En un breve comunicado firmado por el Directorio, Fate explicó que “los cambios en las condiciones de mercado nos obligan a encarar los desafíos futuros desde un enfoque diferente, sin dejar de valorar la vocación industrial que nos ha definido siempre”. En el texto, la firma destacó su trayectoria basada en la inversión, el desarrollo tecnológico y la calidad, y recordó que fue pionera en el abastecimiento de neumáticos radiales en el país, además de mantener presencia exportadora en Europa, Estados Unidos y América Latina.

“Fate es una empresa de capitales argentinos que durante más de ochenta años generó empleo de calidad, desarrolló proveedores locales, exportó tecnología y contribuyó al entramado productivo del país”, sostuvo la compañía.

El comunicado no incluyó declaraciones de su presidente, Javier Madanes Quintanilla. De acuerdo con el ranking 2024 de Forbes Argentina, el empresario posee un patrimonio estimado en 1.500 millones de dólares. “Hoy es un día de luto”, expresó una fuente cercana al directivo.

Antecedentes de la crisis

La empresa ya había advertido sobre dificultades estructurales en mayo de 2024, cuando desvinculó a 97 trabajadores por una “sostenida pérdida de competitividad exportadora”. En ese momento, atribuyó la situación a factores como la presión impositiva, restricciones cambiarias para el pago de insumos importados, deficiencias de infraestructura, sobrecostos laborales, baja productividad y conflictividad gremial.

Fate —acrónimo de Fábrica Argentina de Telas Engomadas— también denunció “asimetrías” en el comercio exterior que, según indicó, encarecían significativamente sus costos frente a productos fabricados en otros países, lo que tornaba “inviable” continuar exportando.

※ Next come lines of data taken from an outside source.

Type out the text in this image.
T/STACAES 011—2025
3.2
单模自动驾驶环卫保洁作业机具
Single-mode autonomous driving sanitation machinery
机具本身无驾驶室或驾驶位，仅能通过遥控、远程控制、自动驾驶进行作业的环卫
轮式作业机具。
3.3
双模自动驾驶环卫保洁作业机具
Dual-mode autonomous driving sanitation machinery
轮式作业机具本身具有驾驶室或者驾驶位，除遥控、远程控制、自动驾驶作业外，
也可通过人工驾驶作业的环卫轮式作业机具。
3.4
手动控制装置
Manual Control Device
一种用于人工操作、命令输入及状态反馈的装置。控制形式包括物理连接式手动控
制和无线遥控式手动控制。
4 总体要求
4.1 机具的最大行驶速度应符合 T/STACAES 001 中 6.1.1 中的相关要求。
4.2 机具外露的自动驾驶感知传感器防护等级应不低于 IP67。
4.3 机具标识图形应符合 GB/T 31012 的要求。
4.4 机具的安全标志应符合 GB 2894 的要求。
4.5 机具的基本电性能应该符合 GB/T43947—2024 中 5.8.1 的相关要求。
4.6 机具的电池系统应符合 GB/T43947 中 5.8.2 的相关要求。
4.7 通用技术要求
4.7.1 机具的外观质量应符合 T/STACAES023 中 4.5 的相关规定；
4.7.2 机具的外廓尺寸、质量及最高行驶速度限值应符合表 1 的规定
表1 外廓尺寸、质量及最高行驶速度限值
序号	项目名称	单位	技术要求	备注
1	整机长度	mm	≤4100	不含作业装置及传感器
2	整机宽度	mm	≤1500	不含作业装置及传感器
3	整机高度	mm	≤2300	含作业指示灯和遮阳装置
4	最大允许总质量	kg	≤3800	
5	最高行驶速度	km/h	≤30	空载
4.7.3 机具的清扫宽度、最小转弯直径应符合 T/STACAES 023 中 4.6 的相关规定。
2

En 2022, la compañía fue una de las protagonistas de un extenso conflicto con el Sindicato Único de Trabajadores del Neumático Argentino (Sutna), que paralizó las plantas de las tres fabricantes del sector en el país. En ese contexto, Madanes cuestionó con dureza al gremio y vinculó el conflicto con sectores de izquierda.

Durante 2024 y 2025, el aumento de las importaciones impactó de lleno en el mercado local. Según datos difundidos a mediados de 2025, en mayo ingresaron al país más de 860.000 neumáticos importados, el mayor registro mensual en más de dos décadas. Esa dinámica obligó a las marcas nacionales a reducir precios hasta un 15 por ciento.

La planta de San Fernando ocupa un predio de 40 hectáreas, con más de 157.000 metros cuadrados cubiertos y una capacidad productiva superior a cinco millones de cubiertas anuales. Hasta el momento, no fue informado el destino que tendrá el establecimiento tras el cese de actividades.